Thanksgiving cooking

We do things a little nonconventional, out here on the farm. That includes holidays.

American Thanksgiving will be this week, so Fabulous Publisher Babe(tm) and I have been working on things. We’re going to spatchcock a chicken and then have strange fixings on the side. I’m allergic to onions and mushrooms. She can’t do eggs, dairy, or nightshades. Plus, she’s generally paleo, so as low carb as she can and can’t eat wheat, rice, corn, soy or anything else derived from a grass.

Tonight, we ate dinner from leftovers, and both decided that it wasn’t enough. Plus, it was getting time to start looking at what desserts we wanted to make for Thursday. She has a couple of fun cookbooks, so we found a pie crust recipe for her to make her pecan tarts in. (I grew up with pumpkin pie, so pecan just doesn’t do it for me.) Then she asked what I wanted.

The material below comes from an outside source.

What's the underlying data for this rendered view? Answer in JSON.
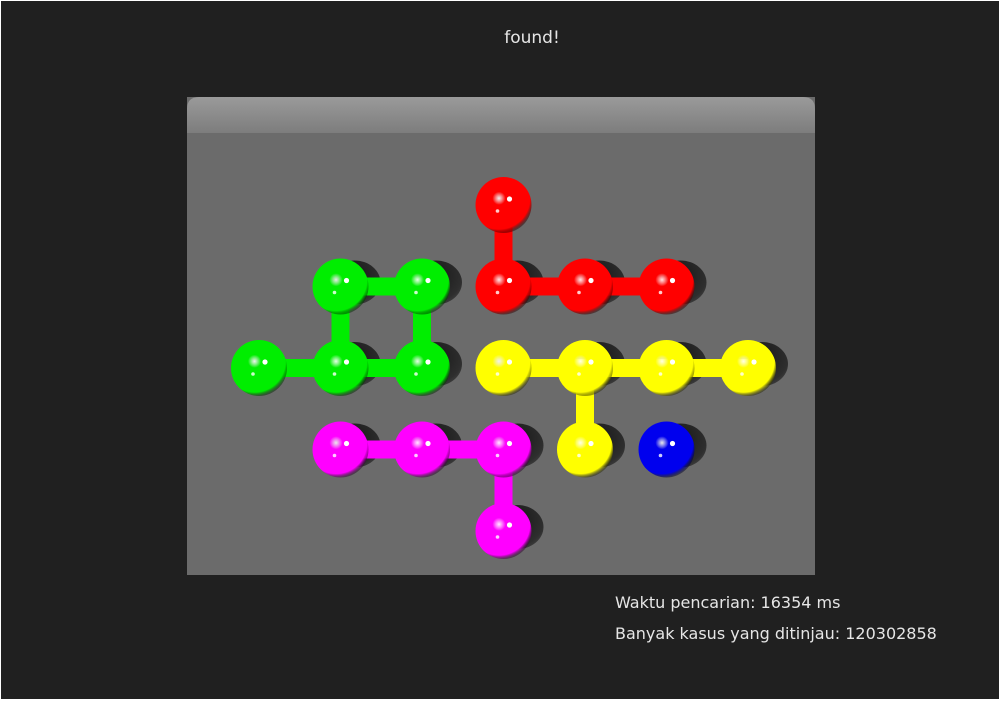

I have been jonesing for a good pop tart or something similar. I can eat them, but have you ever read the ingredients label? Yuck.

But I could take the pie crust recipe, which was already sweet, and do things with it. Got crushed pineapple in cans in the cupboard. And the googles found amazing things when I typed in “pineapple pop tart filling.”

so we have four pineapple pop tarts cooling on the top of the stove right now. the crust is coconut flour, coconut oil, arrowroot, and maple syrup. The filling is pineapple, sugar, vanilla, lemon juice, and cinnamon. Gonna ice them in a little while when the cool down. (EDIT: frosted and yum)

All things you can eat without having to try to pronounce. Healthy for you, even. This round we messed up the crust a little, but we’d never tried this before and I was pushing the envelope a little, like usual.

But I made myself pineapple pop tarts from scratch tonight. Kinda awesome, all the way around.

What silly traditions or non-traditions do you have around the holidays, when it comes to cooking?